4. Advisor-Side Caching

For long-horizon marketing research involving repeated calls, you should enable advisor-side caching in the tool definition.

  • Break-even Point: Caching costs more than it saves for one or two calls. It generally breaks even at three advisor calls per conversation and improves thereafter.
  • Implementation: Set the caching parameter to {"type": "ephemeral", "ttl": "1h"} to preserve the advisor's transcript across multiple calls.

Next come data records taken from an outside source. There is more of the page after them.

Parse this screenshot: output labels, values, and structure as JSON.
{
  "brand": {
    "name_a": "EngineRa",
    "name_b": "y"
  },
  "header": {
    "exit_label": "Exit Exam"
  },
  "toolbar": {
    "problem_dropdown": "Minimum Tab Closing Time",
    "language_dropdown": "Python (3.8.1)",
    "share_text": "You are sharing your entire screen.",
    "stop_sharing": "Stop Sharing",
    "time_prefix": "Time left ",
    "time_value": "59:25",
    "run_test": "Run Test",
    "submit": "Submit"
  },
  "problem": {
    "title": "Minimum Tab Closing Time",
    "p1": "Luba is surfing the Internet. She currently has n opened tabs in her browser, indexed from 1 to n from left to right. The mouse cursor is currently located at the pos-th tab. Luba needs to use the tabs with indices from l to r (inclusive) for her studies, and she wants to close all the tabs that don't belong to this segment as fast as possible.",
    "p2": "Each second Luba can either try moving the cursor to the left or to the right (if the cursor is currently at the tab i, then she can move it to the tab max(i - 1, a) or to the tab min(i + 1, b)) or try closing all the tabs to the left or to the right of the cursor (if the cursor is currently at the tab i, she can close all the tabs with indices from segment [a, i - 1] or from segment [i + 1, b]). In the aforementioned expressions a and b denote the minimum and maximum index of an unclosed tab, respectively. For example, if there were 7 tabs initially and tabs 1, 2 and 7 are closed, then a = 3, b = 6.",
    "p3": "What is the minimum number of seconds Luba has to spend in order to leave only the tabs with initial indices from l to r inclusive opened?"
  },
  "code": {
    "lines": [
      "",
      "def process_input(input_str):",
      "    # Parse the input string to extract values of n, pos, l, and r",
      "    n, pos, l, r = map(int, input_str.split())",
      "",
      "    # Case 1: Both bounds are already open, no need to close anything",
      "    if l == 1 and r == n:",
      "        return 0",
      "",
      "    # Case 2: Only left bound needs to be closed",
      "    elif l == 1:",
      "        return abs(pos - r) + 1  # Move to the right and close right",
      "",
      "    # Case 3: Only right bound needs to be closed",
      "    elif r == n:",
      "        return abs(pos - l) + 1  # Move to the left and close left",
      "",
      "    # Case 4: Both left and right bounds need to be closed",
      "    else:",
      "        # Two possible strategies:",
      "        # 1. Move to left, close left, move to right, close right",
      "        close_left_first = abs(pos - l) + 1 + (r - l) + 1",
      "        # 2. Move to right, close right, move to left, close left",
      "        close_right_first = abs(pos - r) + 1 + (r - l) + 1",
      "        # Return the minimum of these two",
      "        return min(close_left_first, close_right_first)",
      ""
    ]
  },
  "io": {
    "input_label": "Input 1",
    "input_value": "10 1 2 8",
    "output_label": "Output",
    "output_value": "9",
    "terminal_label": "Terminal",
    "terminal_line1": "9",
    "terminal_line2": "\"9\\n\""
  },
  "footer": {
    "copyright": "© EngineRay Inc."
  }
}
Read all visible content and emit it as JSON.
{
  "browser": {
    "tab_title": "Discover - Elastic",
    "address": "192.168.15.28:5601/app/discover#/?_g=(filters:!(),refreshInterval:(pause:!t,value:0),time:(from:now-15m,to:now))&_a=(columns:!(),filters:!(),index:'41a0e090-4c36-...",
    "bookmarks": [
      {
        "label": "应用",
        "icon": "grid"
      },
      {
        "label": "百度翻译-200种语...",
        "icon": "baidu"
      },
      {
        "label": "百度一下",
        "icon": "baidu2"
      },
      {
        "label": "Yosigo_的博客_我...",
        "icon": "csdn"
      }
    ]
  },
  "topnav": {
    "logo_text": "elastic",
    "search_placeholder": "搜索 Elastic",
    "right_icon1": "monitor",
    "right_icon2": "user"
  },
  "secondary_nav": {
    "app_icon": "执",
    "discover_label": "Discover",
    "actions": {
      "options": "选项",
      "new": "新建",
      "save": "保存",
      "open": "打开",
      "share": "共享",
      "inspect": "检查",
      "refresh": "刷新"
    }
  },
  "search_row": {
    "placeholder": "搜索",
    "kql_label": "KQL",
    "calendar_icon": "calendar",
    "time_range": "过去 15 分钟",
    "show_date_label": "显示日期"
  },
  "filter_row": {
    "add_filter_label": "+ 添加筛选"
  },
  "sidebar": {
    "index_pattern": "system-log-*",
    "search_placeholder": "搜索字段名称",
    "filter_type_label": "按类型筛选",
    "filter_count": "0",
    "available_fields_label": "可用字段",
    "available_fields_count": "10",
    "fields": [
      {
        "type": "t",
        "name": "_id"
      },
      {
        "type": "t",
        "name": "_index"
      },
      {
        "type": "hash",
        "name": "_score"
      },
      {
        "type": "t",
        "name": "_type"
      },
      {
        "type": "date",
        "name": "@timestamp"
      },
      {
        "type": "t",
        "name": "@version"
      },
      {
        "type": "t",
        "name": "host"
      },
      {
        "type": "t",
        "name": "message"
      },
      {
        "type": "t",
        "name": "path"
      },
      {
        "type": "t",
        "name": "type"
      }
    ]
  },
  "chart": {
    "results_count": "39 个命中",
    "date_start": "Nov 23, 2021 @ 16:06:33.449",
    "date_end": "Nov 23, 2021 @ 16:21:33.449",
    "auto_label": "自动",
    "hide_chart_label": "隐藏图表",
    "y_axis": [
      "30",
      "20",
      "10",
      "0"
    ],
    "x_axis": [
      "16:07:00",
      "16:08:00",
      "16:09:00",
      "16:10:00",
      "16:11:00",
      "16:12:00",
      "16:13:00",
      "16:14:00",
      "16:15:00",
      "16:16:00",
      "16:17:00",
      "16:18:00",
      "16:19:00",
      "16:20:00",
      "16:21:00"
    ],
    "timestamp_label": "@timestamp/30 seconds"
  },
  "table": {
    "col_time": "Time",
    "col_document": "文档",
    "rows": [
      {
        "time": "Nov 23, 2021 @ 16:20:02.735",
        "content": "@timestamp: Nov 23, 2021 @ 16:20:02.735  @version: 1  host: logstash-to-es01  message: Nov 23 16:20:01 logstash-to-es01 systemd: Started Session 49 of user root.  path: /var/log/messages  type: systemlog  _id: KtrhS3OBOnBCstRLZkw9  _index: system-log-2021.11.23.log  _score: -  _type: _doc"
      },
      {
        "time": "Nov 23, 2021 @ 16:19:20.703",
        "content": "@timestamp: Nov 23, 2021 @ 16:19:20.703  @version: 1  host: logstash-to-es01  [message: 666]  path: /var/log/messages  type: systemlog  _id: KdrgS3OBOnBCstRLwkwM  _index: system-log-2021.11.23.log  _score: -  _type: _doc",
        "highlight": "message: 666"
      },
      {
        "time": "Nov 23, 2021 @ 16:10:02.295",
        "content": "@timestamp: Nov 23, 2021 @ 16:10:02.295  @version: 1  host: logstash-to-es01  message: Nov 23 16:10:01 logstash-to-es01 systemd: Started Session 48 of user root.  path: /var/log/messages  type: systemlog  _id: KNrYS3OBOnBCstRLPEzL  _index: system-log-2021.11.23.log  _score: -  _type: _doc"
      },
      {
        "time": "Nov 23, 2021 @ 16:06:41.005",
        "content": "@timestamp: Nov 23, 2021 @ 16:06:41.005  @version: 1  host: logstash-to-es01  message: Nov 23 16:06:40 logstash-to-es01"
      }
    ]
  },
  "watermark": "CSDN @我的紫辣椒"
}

5. Guiding Throughput with Effort

The effort parameter is soft guidance for how thoroughly Claude reasons across all tokens, text, tool calls, and thinking. The strategic pairing for this pattern:

  • Executor (Sonnet 4.6): Set effort="medium" for balanced cost and quality on high-volume generation tasks.
  • Advisor (Opus 4.7): Set effort="high" or effort="xhigh" for deep strategic reasoning. xhigh is exclusive to Opus 4.7 and recommended for long-horizon agentic and coding tasks.

6. Implementation Task

Add the advisor tool to your strategist's tool configuration with effort tuning.

Beta Header Required: advisor-tool-2026-03-01

Python
# Executor-Advisor pattern with effort tuning
response = client.messages.create(
    model="claude-sonnet-4-6",  # Faster, lower-cost executor
    max_tokens=4096,
    tools=[
        {
            "type": "advisor_20260301",
            "name": "advisor",
            "model": "claude-opus-4-7",          # High-intelligence advisor
            "effort": "xhigh",                   # Deep reasoning; Opus 4.7 only
            "max_uses": 3,
            "caching": {"type": "ephemeral", "ttl": "1h"}  # Breaks even at ~3 calls
        }
    ],
    messages=[{"role": "user", "content": "Develop a complex multi-channel marketing launch for our new AI tool."}]
)

6. Usage and Billing Analysis

  • Separate Iterations: Advisor calls are billed as advisor_message iterations at the advisor model's rates.
  • Top-level usage: The top-level input_tokens and output_tokens in the API response represent only the executor's usage; you must inspect the usage.iterations array for a full cost breakdown.
  • Iteration items are dicts: use .get() for safe access. The list is empty unless a sub-inference (Advisor, Compaction) actually fired.
Python
# Iterations are only populated if a sub-inference (Advisor, Compaction) occurred
if hasattr(response.usage, "iterations") and response.usage.iterations:
    for i, it in enumerate(response.usage.iterations):
        # Use .get() to safely access dictionary keys
        kind = it.get("type", "?")
        input_tokens = it.get("input_tokens", 0)
        output_tokens = it.get("output_tokens", 0)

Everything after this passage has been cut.